On February 27, 2010 at around 3 AM in Constitutión, Chile, an 8.8 magnitude earthquake hit the city. It was the second biggest earthquake that the world had seen in half a century.

With the city existing close the coast, a tsunami was imminent. By the time the two natural disasters were over, over 500 people were pronounced dead and 80% of the city’s buildings were destroyed. When a city has to practically rebuild itself from scratch, it’s an opportunity to do things differently.

Jumping back 8 years. In Inquique, Chile, the city hired a company called Elemental to create low-income housing solutions. The city needed to house 100 families on a budget of $10,000 for each unit, land purchase not included. This dropped the construction budget to about $7,500 per unit.

Elemental considered 3 options. The first could accommodate 30 families in stand-alone homes. The second could accommodate 60 families in row homes. The third option could accommodate all 100 families by stacking the units apartment-style.
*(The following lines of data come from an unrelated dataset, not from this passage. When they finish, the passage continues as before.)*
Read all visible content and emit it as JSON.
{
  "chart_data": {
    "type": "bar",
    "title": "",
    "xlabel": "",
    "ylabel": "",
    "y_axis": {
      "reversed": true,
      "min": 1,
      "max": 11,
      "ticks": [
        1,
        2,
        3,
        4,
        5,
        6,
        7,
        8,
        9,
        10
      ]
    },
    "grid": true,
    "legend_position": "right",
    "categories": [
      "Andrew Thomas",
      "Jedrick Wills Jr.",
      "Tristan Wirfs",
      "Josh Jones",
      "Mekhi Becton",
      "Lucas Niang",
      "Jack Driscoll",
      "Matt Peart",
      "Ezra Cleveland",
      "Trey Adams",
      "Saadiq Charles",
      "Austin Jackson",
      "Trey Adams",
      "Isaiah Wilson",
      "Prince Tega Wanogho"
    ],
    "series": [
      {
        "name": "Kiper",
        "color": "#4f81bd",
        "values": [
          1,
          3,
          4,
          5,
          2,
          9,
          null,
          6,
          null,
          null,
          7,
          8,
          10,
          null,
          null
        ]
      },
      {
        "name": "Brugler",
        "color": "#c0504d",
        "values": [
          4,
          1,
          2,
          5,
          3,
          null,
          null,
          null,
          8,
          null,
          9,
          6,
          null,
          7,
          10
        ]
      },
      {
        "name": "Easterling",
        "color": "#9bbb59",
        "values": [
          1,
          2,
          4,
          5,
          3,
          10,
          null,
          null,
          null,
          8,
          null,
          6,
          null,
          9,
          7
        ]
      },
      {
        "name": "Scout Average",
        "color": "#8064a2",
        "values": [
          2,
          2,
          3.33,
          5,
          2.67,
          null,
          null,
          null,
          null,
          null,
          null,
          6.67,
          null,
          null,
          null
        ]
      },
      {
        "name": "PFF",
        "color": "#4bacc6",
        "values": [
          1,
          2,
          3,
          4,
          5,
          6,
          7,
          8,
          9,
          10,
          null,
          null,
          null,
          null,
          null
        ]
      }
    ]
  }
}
When they presented the third option to the community, the community threatened to go on a hunger strike if Elemental constructed this high-rise.

Elemental learned that the community was opposed to option 3 because it didn’t allow for expansion. Leading the design team was Alejandro Aravena. We have a quote from him here: “If there’s any power in design, that’s the power of synthesis. The more complex the problem, the more the need for simplicity.”

He proposed a radical and controversial idea. He acknowledged that an average family can live well in an 860 sq ft home. But this project only had the resources to build a 430 sq ft residence.

So, Elemental reframed the question as: “What if instead of thinking of [430 square feet] as a small house, why don’t we consider it half of a good one?”

So this is what they did. Each half was built just enough to meet Chile’s minimum standards for low-income housing. They built the things that can be challenging for people to do on their own—foundations, plumbing, electrical wiring, basic structure, etc. It would then be up to residents to finish their homes on their own terms.

After the government and architects completed those tasks, residents could then invest in any additions over time on their own terms. The homes were handed over with unfinished walls and floors. In the kitchen, there was only a sink. While sparse, the homes were “habitable, practical, and well-insulated.” The idea was to join forces and think of housing as an ongoing project.

Elemental spent years reiterating on the half-a-house design and created these structures in Constitución after their 2010 earthquake. Elemental facilitated workshops on building techniques and a user manual for working with standard-size building materials. Some families still continue to live in half a house. Others have expanded for more living space or converted them to small businesses.

Unprecedented migration is outpacing housing construction. People will continue to arrive and inhabit cities but may live in informal settlements. According to Aravena, the amount of people living under $1.90/day is projected to reach 2 billion by 2030. Half-homes and using people’s own potential serves as a promising component that can be used to combat this future.